Soylent Dinner Parties Explore Cultural Significance Of Communal Meals

Soylent Dinner Parties Explore Cultural Significance Of Communal MealsPhotos: Brittany Hopkins/Hoodline
Brittany Hopkins
Published on July 14, 2016

In a stark white room in SoMa containing little more than a clear glass dining table and a service cart filled with glassware, an unusual series of dinner parties is set to take place.

It's called Future Repasts, and it aims to explore "the cultural significance of eating together—without focusing on the food itself," said Rebecca Power, one of two Bay Area artists behind the project. 

Based on their resumes alone, Power and her partner in the project, Kim Upstill, are the perfect dinner party hosts—if you don't mind a psychological experiment with your meal. 

Power, an artist focused on immersive gaming and participatory theater, co-founded Quixote Games, the game design studio behind The Racket, a live-action role-playing neo-noir cocktail party murder mystery game. She harbors a keen interest in exploring "the effects of instructions and incentives on human behavior, and how objects and environments influence expectation and emotion."

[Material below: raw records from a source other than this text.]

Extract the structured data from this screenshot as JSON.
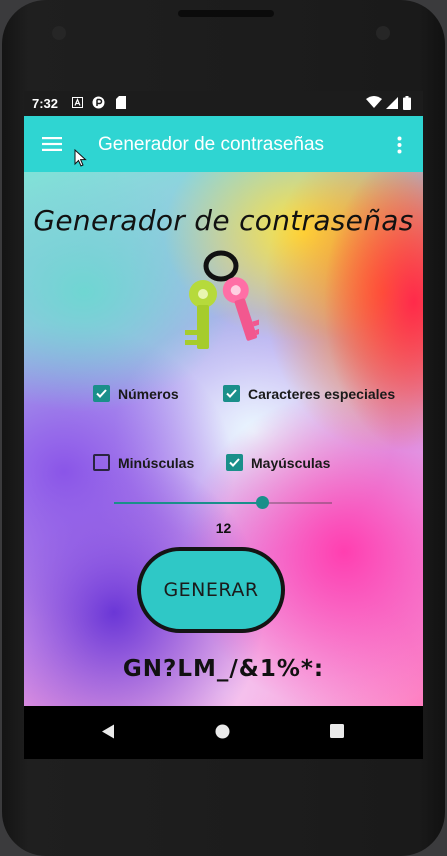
{
  "status_bar": {
    "time": "7:32",
    "icons": [
      "a-notification-icon",
      "p-notification-icon",
      "sd-card-icon",
      "wifi-icon",
      "signal-icon",
      "battery-icon"
    ]
  },
  "app_bar": {
    "title": "Generador de contraseñas",
    "menu_icon": "hamburger-menu-icon",
    "overflow_icon": "more-vert-icon"
  },
  "main": {
    "heading": "Generador de contraseñas",
    "logo_icon": "keys-icon",
    "options": [
      {
        "label": "Números",
        "checked": true
      },
      {
        "label": "Caracteres especiales",
        "checked": true
      },
      {
        "label": "Minúsculas",
        "checked": false
      },
      {
        "label": "Mayúsculas",
        "checked": true
      }
    ],
    "length_slider": {
      "value": "12",
      "fraction": 0.68
    },
    "generate_button": "GENERAR",
    "generated_password": "GN?LM_/&1%*:"
  },
  "colors": {
    "accent": "#2fd5d2",
    "checkbox": "#1a8f8a",
    "status_bar": "#1c1c1c"
  },
  "nav_bar": {
    "icons": [
      "back-icon",
      "home-icon",
      "recents-icon"
    ]
  }
}
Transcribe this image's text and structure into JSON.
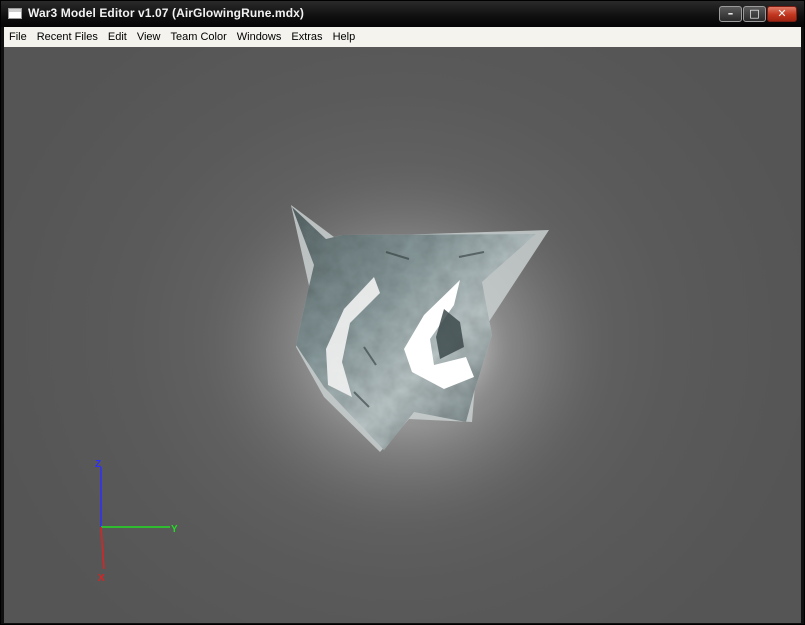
{
  "window": {
    "title": "War3 Model Editor v1.07 (AirGlowingRune.mdx)",
    "minimize_glyph": "–",
    "maximize_glyph": "□",
    "close_glyph": "✕"
  },
  "menu": {
    "items": [
      "File",
      "Recent Files",
      "Edit",
      "View",
      "Team Color",
      "Windows",
      "Extras",
      "Help"
    ]
  },
  "viewport": {
    "background_color": "#5e5e5e",
    "axes": {
      "z_label": "Z",
      "y_label": "Y",
      "x_label": "X",
      "z_color": "#2d2dff",
      "y_color": "#22dd22",
      "x_color": "#dd2222"
    },
    "model_icon": "glowing-rune-model"
  }
}
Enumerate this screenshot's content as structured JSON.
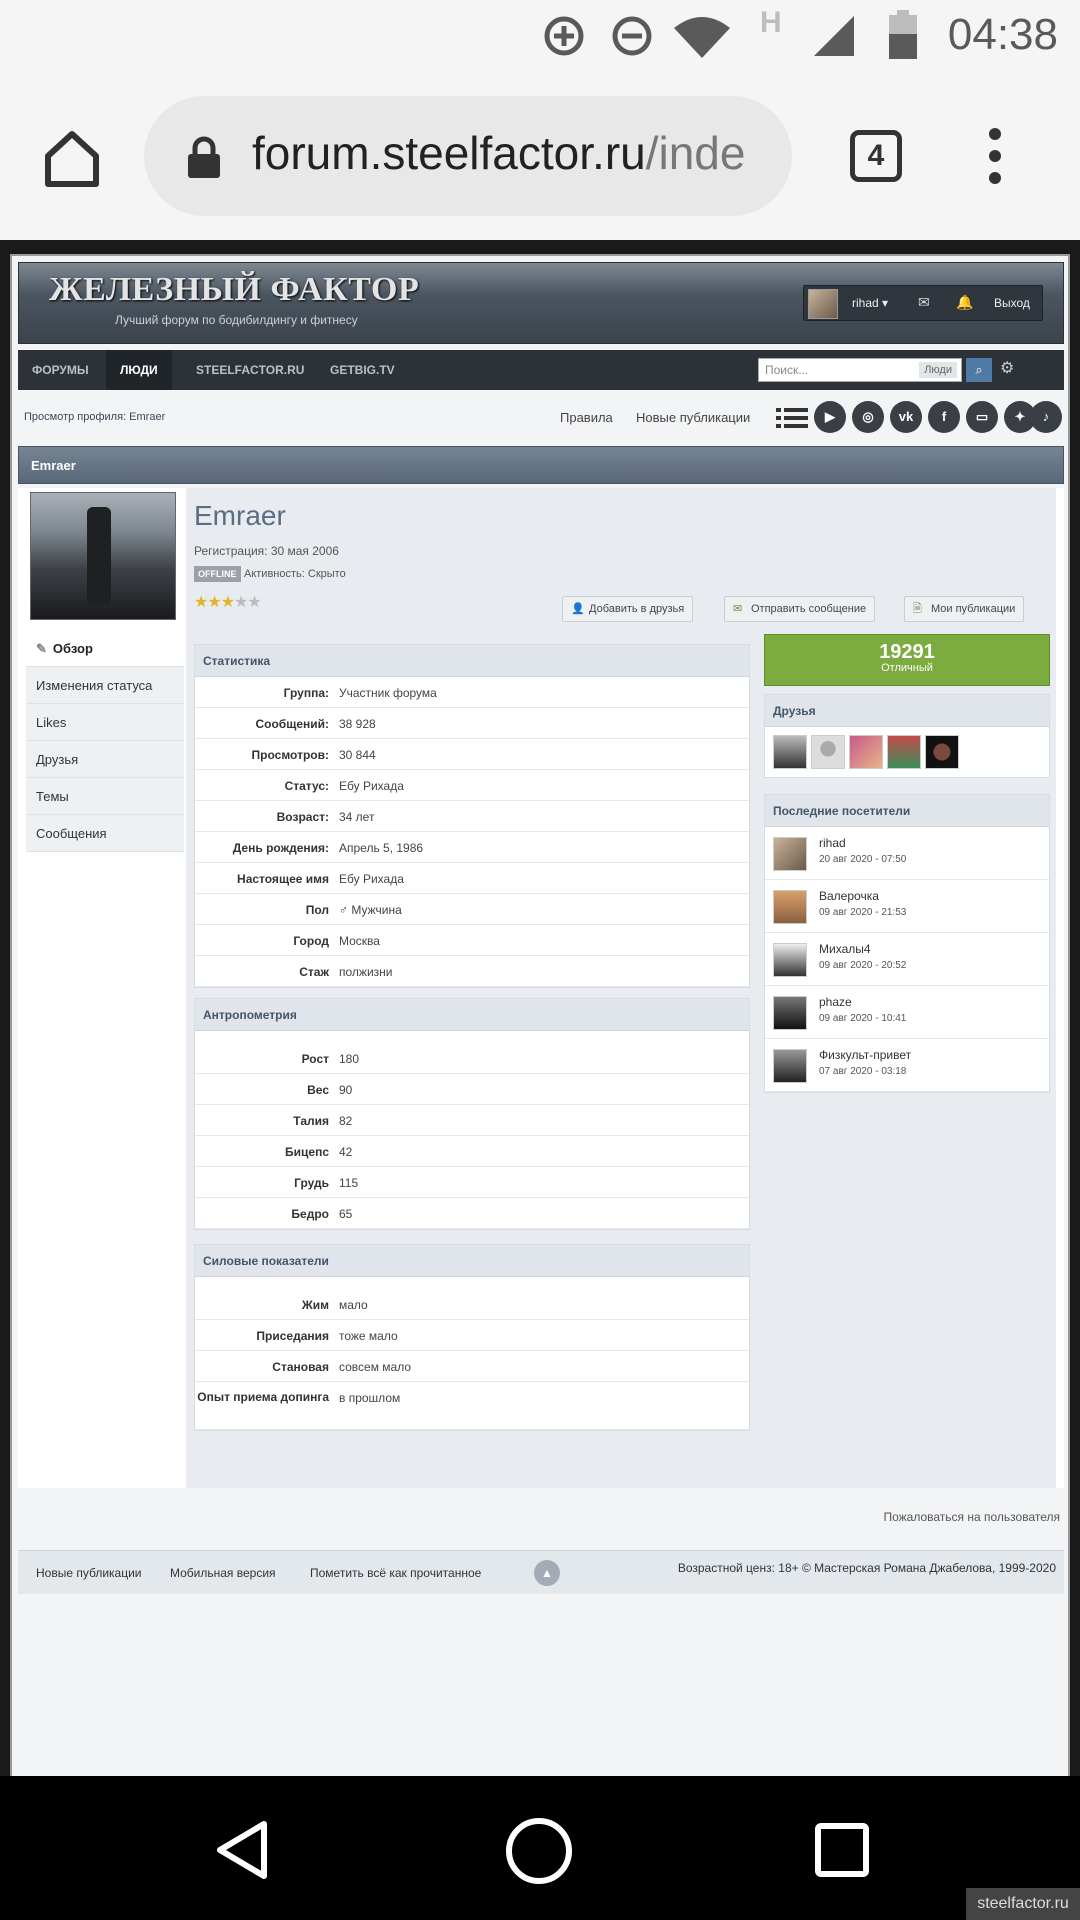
{
  "status_bar": {
    "time": "04:38",
    "icons": [
      "data-saver-icon",
      "do-not-disturb-icon",
      "wifi-icon",
      "h-network-icon",
      "signal-icon",
      "battery-icon"
    ],
    "network_letter": "H"
  },
  "browser": {
    "url_host": "forum.steelfactor.ru",
    "url_path": "/inde",
    "tab_count": "4"
  },
  "site": {
    "logo": "ЖЕЛЕЗНЫЙ ФАКТОР",
    "tagline": "Лучший форум по бодибилдингу и фитнесу",
    "user": {
      "name": "rihad ▾",
      "logout": "Выход"
    },
    "nav": [
      "ФОРУМЫ",
      "ЛЮДИ",
      "STEELFACTOR.RU",
      "GETBIG.TV"
    ],
    "search": {
      "placeholder": "Поиск...",
      "scope": "Люди"
    },
    "breadcrumb": "Просмотр профиля: Emraer",
    "links": {
      "rules": "Правила",
      "new_pubs": "Новые публикации"
    },
    "socials": [
      "youtube-icon",
      "instagram-icon",
      "vk-icon",
      "facebook-icon",
      "twitch-icon",
      "twitter-icon",
      "tiktok-icon"
    ]
  },
  "profile": {
    "title": "Emraer",
    "name": "Emraer",
    "registration": "Регистрация: 30 мая 2006",
    "offline": "OFFLINE",
    "activity": "Активность: Скрыто",
    "rating": 3,
    "rating_max": 5,
    "buttons": {
      "add_friend": "Добавить в друзья",
      "send_message": "Отправить сообщение",
      "my_pubs": "Мои публикации"
    },
    "side_menu": [
      "Обзор",
      "Изменения статуса",
      "Likes",
      "Друзья",
      "Темы",
      "Сообщения"
    ],
    "stats_title": "Статистика",
    "stats": [
      {
        "k": "Группа:",
        "v": "Участник форума"
      },
      {
        "k": "Сообщений:",
        "v": "38 928"
      },
      {
        "k": "Просмотров:",
        "v": "30 844"
      },
      {
        "k": "Статус:",
        "v": "Ебу Рихада"
      },
      {
        "k": "Возраст:",
        "v": "34 лет"
      },
      {
        "k": "День рождения:",
        "v": "Апрель 5, 1986"
      },
      {
        "k": "Настоящее имя",
        "v": "Ебу Рихада"
      },
      {
        "k": "Пол",
        "v": "♂ Мужчина"
      },
      {
        "k": "Город",
        "v": "Москва"
      },
      {
        "k": "Стаж",
        "v": "полжизни"
      }
    ],
    "anthro_title": "Антропометрия",
    "anthro": [
      {
        "k": "Рост",
        "v": "180"
      },
      {
        "k": "Вес",
        "v": "90"
      },
      {
        "k": "Талия",
        "v": "82"
      },
      {
        "k": "Бицепс",
        "v": "42"
      },
      {
        "k": "Грудь",
        "v": "115"
      },
      {
        "k": "Бедро",
        "v": "65"
      }
    ],
    "power_title": "Силовые показатели",
    "power": [
      {
        "k": "Жим",
        "v": "мало"
      },
      {
        "k": "Приседания",
        "v": "тоже мало"
      },
      {
        "k": "Становая",
        "v": "совсем мало"
      },
      {
        "k": "Опыт приема допинга",
        "v": "в прошлом"
      }
    ],
    "reputation": {
      "value": "19291",
      "label": "Отличный"
    },
    "friends_title": "Друзья",
    "visitors_title": "Последние посетители",
    "visitors": [
      {
        "name": "rihad",
        "date": "20 авг 2020 - 07:50"
      },
      {
        "name": "Валерочка",
        "date": "09 авг 2020 - 21:53"
      },
      {
        "name": "Михалы4",
        "date": "09 авг 2020 - 20:52"
      },
      {
        "name": "phaze",
        "date": "09 авг 2020 - 10:41"
      },
      {
        "name": "Физкульт-привет",
        "date": "07 авг 2020 - 03:18"
      }
    ]
  },
  "footer": {
    "complain": "Пожаловаться на пользователя",
    "links": [
      "Новые публикации",
      "Мобильная версия",
      "Пометить всё как прочитанное"
    ],
    "copyright": "Возрастной ценз: 18+  © Мастерская Романа Джабелова, 1999-2020"
  },
  "watermark": "steelfactor.ru"
}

Upstill is a freelance private chef and event producer based in Berlin, who "hosts and cooks a variety of pop-up cafes and events that investigate feasting's ability to enact lyrical and discursive participation with universal and personal themes such as family, history, sexuality, and sound."

The duo are hosting Future Repasts in a temporarily vacant room at Monumenta creative live/work space at Ninth and Mission. The first event in the series is called Company, and it aims to focus solely on the interpersonal dynamics of dining together. 

"There are so few times in our lives when we take the time to focus on one another. And it really only happens when we eat. And so we decided to really focus in on that by removing everything else," Power said.  

That means guests are invited to a stark white, featureless room and treated to a meal of Soylent—an increasingly popular, yet contentious, liquid meal replacement—water, and vodka.

Why? "I think it's the future," Power said. 

Rebecca Power.

Power cited a quote from the author William Gibson: "The future is already here — it's just not very evenly distributed."

"For people living in San Francisco, it's unlikely that this type of food is going to be the way that we consume things in the next 20 or 30 years. You know, we have options, and we also live in a nutrient-rich environment," Power said. "But for many people in the world who are living on not a lot, and also people living in crisis areas, it is likely that more and more of their food is going to become more processed and more intentionally produced. And so, while it's maybe unlikely that we will eat like this in the future, we need to start thinking about the fact that many people will. What do we lose and what do we gain by doing that?"

During the first Soylent dinner party she hosted, "we sat at the dinner table and talked, because there's nothing else to do," Power said, laughing. As a challenge, she invited two strangers to join her and her three friends. "It was lovely. We ended up asking each other intimacy-building questions, and some would carry on to conversations."

With few distractions in the room, guests were shy about reaching for the vodka and hyperaware of their body language, Power noted. But, "it lasted for two hours, and we were just in it," she said. "Even with new people. Despite that we were in this weird room and kind of uncomfortable and didn't know each other all that well, we were all engaged."

To start, Power and Upstill are hosting eight dinner parties, with seven guests each. When they alerted their network of those 56 available seats, they received 140 requests for registration. "I was really surprised; I thought I was going to have to coerce my friends into eating this weird thing," Power said.  

The events have already proven popular. One diner, a recent San Francisco transplant, said he was often unnerved by the many "lavish, intentionally intimidating" events thrown around the city and that "'it was nice to go to an event where we could be humans with other humans,'" Power recalled. "And that's 100 percent what we're trying to do."

In the future, Power and Upstill plan to focus on hosting groups that already know each other and want to become closer to one another.

"The events work best if you get the same type of community that you do around a normal dinner party, when everyone has that circle of trust or feels like they're in a network," she said. "Doing it with strangers seems difficult, because the thing about this room and this setting is that it brings social dynamics into focus. That includes the social dynamics of, 'Oh, this is a completely new person. I don't know what we have in common yet.' And you really feel it, because you can't even pick at your food."

While the duo will only have access to the space at Monument for the month, Power said they plan to take the lessons from Company into account while devising a plan for their next dinner party series. 

Future dinner parties may focus on dining rituals, cooking techniques and sensation. "Each of those meals is going to be radically different in terms of the setup, where we host it, and the format of how we invite people," Power said.

They're searching for a new location, and ideally, Power would like to work with an organization that has extra space and is "supportive of weird art," which would allow her and Upstill to keep the installation running long-term.